We know based on the metadata for the ORC file we examined earlier that the min and max values for this column will not be useful for predicate pushdown. So without a bloom filter on this column, all 15,000,000 rows would be read and passed as input to the ScanFilter operator. Let’s see what the source stage with the table scan looks like with the bloom filter in place:

 Fragment 1 [SOURCE]
     CPU: 3.71s, Scheduled: 4.12s, Input: 9706528 rows (907.42MB); per task: avg.: 9706528.00 std.dev.: 0.00, Output: 1607 rows (204
     Output layout: [orderkey, custkey, orderstatus, totalprice, orderdate, orderpriority, clerk, shippriority, comment]
     Output partitioning: SINGLE []
     Stage Execution Strategy: UNGROUPED_EXECUTION
     ScanFilter[table = hive_315_hms:junk:inbloom, grouped = false, filterPredicate = ("clerk" = 'Clerk#000000421')]
         Layout: [orderkey:bigint, custkey:bigint, orderstatus:varchar(1), totalprice:double, orderdate:date, orderpriority:varchar(
         Estimates: {rows: 15000000 (1.81GB), cpu: 1.81G, memory: 0B, network: 0B}/{rows: 1530 (194.04kB), cpu: 3.63G, memory: 0B, n
         CPU: 3.71s (100.00%), Scheduled: 4.12s (100.00%), Output: 1607 rows (204.39kB)
         connector metrics:
           'Physical input read time' = {duration=417.51ms}
         metrics:
           'Input distribution' = {count=11.00, p01=0.00, p05=0.00, p10=0.00, p25=0.00, p50=728110.00, p75=1776760.00, p90=1877245.0
         Input avg.: 882411.64 rows, Input std.dev.: 97.40%
         clerk := clerk:varchar(15):REGULAR
         orderkey := orderkey:bigint:REGULAR
         orderstatus := orderstatus:varchar(1):REGULAR
         custkey := custkey:bigint:REGULAR
         totalprice := totalprice:double:REGULAR
         comment := comment:varchar(79):REGULAR
         orderdate := orderdate:date:REGULAR
         orderpriority := orderpriority:varchar(15):REGULAR
         shippriority := shippriority:int:REGULAR
         Input: 9706528 rows (907.42MB), Filtered: 99.98%

Notice the number of input rows to the ScanFilter operator is 9706528 rows.
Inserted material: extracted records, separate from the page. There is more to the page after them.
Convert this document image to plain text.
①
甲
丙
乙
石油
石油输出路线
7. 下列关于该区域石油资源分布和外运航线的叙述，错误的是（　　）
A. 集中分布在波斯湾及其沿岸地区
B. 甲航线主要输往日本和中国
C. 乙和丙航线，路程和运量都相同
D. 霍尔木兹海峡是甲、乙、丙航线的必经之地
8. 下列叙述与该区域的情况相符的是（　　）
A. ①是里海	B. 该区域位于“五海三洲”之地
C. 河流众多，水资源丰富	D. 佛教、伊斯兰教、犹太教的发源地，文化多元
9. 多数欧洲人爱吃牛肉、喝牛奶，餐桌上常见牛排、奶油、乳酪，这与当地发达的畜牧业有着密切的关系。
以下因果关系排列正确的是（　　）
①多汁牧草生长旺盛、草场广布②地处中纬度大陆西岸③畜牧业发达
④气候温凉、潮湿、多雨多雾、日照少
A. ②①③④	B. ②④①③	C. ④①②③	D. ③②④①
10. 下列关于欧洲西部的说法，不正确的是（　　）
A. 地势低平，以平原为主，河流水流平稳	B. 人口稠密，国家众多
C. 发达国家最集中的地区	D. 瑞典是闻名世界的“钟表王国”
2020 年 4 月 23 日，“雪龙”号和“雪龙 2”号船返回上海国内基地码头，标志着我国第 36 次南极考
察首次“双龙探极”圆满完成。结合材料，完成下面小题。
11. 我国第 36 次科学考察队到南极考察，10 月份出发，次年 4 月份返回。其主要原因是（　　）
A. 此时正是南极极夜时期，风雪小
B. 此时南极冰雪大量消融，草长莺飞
While not as effective as when the predicate was solely on the column which the data is sorted by, it shows it helped increase the effectiveness of predicate pushdown.

Hopefully, this article showed how ORC bloom filters can be useful if you have a column you expect to frequently filter on with equality or IN predicates.